Wall Street Bonuses Fall to Pre-Pandemic Levels

A new state comptroller report cites rising interest rates as the main culprit


It appears hard times might be on the horizon for finance employees. 

A new report from New York Comptroller Thomas DiNapoli found the average bonus paid to securities-focused employees on Wall Street fell 26 percent in 2022, and that bonuses across the financial sector have largely returned to pre-pandemic levels. 

SEE ALSO: Bank OZK Supplies $93M Construction Loan for NJ Industrial Park

The overall Wall Street bonus pool of $33.7 billion in 2022 declined 21 percent from last year’s total of $42.7 billion — which set a record for annual bonus pay and exceeded the industry’s previous high of $37.1 billion in 2020, according to the report.  

The average bonus for securities employees in 2022 was $176,700, a steep drop from the previous year’s average of $240,000. The comptroller’s office cited rising interest rates — the Federal Reserve’s benchmark rate has increased by nearly 5 percent over the last 12 months — and a widespread fear of an impending recession as reasons why Wall Street banks tightened their purse strings  in 2022. 

Moreover, Wall Street’s pre-tax profits fell 56 percent from the previous year’s total, which exceeded $56 billion, according to data from the comptroller’s office. Along with the higher interest rate environment, DiNapoli’s report cited instability generated by the war in Ukraine and inflation as the main reasons for the year-over-year decrease in investment banking fees.  

Wall Street’s cash bonuses were expected to fall as several factors weighed on the securities’ industry profitability in 2022,” DiNapoli said in a statement. “A 26 percent decline brings the average bonus closer to what financial employees received prior to the pandemic.” 

The decline in take-home pay for securities employees comes at a fragile time for the overall banking sector. 

A regional banking crisis led to the demise of Silicon Valley Bank (SIVBQ) and Signature Bank (SBNY) over a span of three short days in early March, and concerns about the stability of the wider banking sector eventually led Credit Suisse (CS) to be bought by rival UBS in a $3.2 billion deal brokered by the Swiss government. Additionally, JPMorgan Chase (JPM) and the Federal Reserve led an effort with a consortium of lenders to provide the beleaguered First Republic Bank with roughly $100 billion in unused liquidity. 

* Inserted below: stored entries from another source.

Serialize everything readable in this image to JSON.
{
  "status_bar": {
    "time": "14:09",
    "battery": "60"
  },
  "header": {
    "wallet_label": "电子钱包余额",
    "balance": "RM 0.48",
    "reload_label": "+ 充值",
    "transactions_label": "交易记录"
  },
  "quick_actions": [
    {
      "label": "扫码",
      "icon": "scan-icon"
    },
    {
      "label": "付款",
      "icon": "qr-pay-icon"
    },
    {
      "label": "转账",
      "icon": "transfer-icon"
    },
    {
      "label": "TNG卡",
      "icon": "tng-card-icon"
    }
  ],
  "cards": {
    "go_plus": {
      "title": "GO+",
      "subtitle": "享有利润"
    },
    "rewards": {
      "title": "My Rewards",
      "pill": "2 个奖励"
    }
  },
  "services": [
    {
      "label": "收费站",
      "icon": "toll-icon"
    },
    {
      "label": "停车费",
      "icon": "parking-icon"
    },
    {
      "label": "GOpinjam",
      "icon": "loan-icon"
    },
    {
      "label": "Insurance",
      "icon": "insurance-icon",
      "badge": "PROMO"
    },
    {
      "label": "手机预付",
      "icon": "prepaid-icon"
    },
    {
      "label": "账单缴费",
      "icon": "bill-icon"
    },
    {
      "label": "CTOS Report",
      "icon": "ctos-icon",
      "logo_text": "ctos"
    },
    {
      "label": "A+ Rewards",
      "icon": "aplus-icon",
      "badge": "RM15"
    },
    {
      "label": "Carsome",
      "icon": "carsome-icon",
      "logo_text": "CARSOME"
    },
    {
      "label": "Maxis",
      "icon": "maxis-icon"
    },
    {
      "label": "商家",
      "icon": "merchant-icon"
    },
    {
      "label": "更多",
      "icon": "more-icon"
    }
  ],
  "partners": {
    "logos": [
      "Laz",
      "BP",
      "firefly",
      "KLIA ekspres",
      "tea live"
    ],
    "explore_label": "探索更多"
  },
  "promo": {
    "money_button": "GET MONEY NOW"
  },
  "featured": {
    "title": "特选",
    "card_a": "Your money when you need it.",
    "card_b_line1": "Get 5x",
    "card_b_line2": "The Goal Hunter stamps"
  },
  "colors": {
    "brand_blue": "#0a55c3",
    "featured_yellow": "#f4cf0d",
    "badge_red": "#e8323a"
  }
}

The reversal of Wall Street’s proverbial fortunes could have significant consequences for New York tax policy, as well.  

The comptroller’s office noted that Wall Street bonuses are a crucial portion of the city and state tax base, since bonuses are taxed as personal income. The securities industry provided 22 percent, or $22.9 billion, of state tax revenue in the state fiscal year that began in April 2022, and 8 percent, or $5.4 billion, of city tax revenue for the city fiscal year that began in July 2022. 

The comptroller’s office said it expects the state will collect roughly $457 million less in tax revenue from securities industry’s bonuses than last year, and that the city will receive $208 million less.  

DiNapoli was quick to point out that, despite the sharp annual declines, the New York  economy goes beyond the production of the financial sector. 

“While lower bonuses affect income tax revenues for the state and city, our economic recovery does not depend solely on Wall Street,” the comptroller’s statement added. “Employment in leisure and hospitality, retail, restaurants and construction must continue to improve for the city and state to fully recover.”

The securities industry employs more than 190,000 people in New York City, and DiNaploi’s office estimated that roughly one in 11 jobs in the city are tied to the securities industry in some way.